Eastern Gulf States and Emirati Cuisine
Emirati cuisine, or food of the eastern Gulf region, can also be fairly distinctive even though it shares many similarities with other Arab cuisines. An interesting breakfast dish in UAE is the balaleet—a sweet and savoury vermicelli recipe, where the noodles are sweetened with cardamom, rose, and saffron but served with an omelette! How did this dish come about? We can only speculate, since it has so many similarities not just with the Italian tradition of pasta-making but the Indian and Sri Lankan traditions of idiyappam (string hoppers) and seviyan. Historically, it is believed that noodles travelled from the Mongol Empire in modern-day China to Italy after Marco Polo made the journey from Venice to Xanadu in the 13th century. Other accounts suggest a role played by Arab traders of the Indian Ocean, who controlled trade between the powerful Venetian empire and southern India, as well as south-east Asia. The noodle may well have travelled this route and remains with us in several vermicelli dishes of the Indian Ocean territory.
Persian and Ottoman traditions
The medieval Persian Empire and its successor, the Ottoman Empire, had close India connections. These play out in the culinary world with the pulaos and kebabs having made their way to the subcontinent from Iran and Turkish dominions.
The kofteh kebab, made of minced meat, is all pervasive in Turkish cuisine and immediately recognisable to us in India. Another Ottoman dish that found its way into the subcontinent in a very unfamiliar form is the dolma. The dolma is a genre of stuffed dishes, where typically mince, rice, nuts, and spices are stuffed into vine leaves, which are rolled. It is a dish that is common to both Greek and Turkish cuisines. In India, this genre of stuffed, or bharwan, dishes can be seen in the form of stuffed bitter gourd or karela, a later-day Mughal invention! The famous baklava, too, goes back to the Ottoman fashion of wrapping sweet nothings inside phyllo sheets—India has its equivalent in the gujiya: flour encasing sweet and nuts.

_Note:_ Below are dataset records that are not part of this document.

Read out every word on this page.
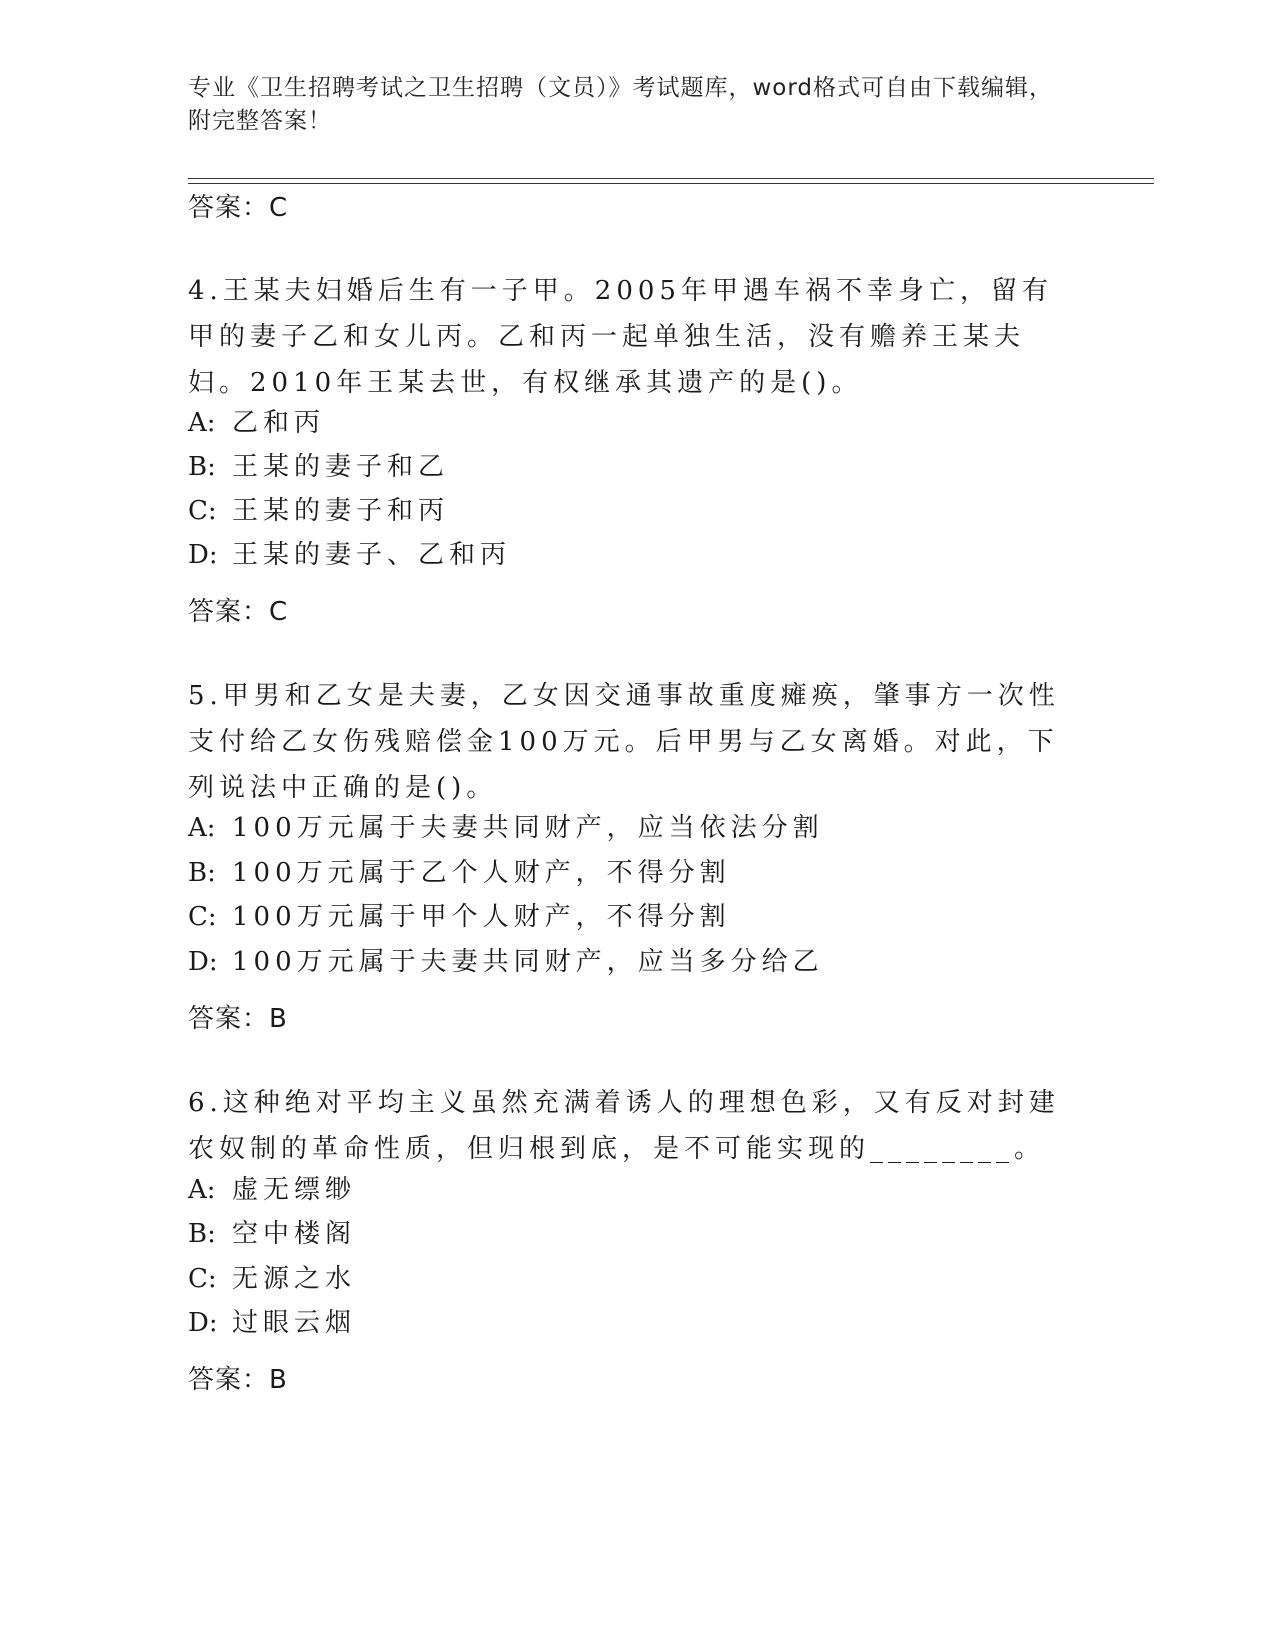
专业《卫生招聘考试之卫生招聘（文员）》考试题库，word格式可自由下载编辑，附完整答案！
答案：C
4.王某夫妇婚后生有一子甲。2005年甲遇车祸不幸身亡，留有甲的妻子乙和女儿丙。乙和丙一起单独生活，没有赡养王某夫妇。2010年王某去世，有权继承其遗产的是()。
A: 乙和丙
B: 王某的妻子和乙
C: 王某的妻子和丙
D: 王某的妻子、乙和丙
答案：C
5.甲男和乙女是夫妻，乙女因交通事故重度瘫痪，肇事方一次性支付给乙女伤残赔偿金100万元。后甲男与乙女离婚。对此，下列说法中正确的是()。
A: 100万元属于夫妻共同财产，应当依法分割
B: 100万元属于乙个人财产，不得分割
C: 100万元属于甲个人财产，不得分割
D: 100万元属于夫妻共同财产，应当多分给乙
答案：B
6.这种绝对平均主义虽然充满着诱人的理想色彩，又有反对封建农奴制的革命性质，但归根到底，是不可能实现的________。
A: 虚无缥缈
B: 空中楼阁
C: 无源之水
D: 过眼云烟
答案：B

Finally, to end the meal, there is coffee. Traditionally, Arabic coffee was seen as the epitome of hospitality, when the host ground the beans himself in front of the guest and brewed the thick coffee, often scented with cardamom and sweetened, offering it to an honoured guest from a dallah (traditional kettle). The qahwakhanas of Ghalib’s Delhi—cafes where young men discussed poetry and politics over such coffee—go back to this tradition of qahwah Arrabiyya (Arabic coffee). There is also tea to savour. In Iran, tea is the national beverage, and there are rules for its drinking: tea is black tea. It must be dam kardan (steaming). It is served without milk, but with sugar and sweets or dates. And most importantly, it must be drunk from transparent glasses (not cups or mugs) called estekan. And the best estekan is the gold-rimmed, kamar-barik (slim waist), with a curve in the middle! Who knew drinking tea could be this delicate and aesthetic?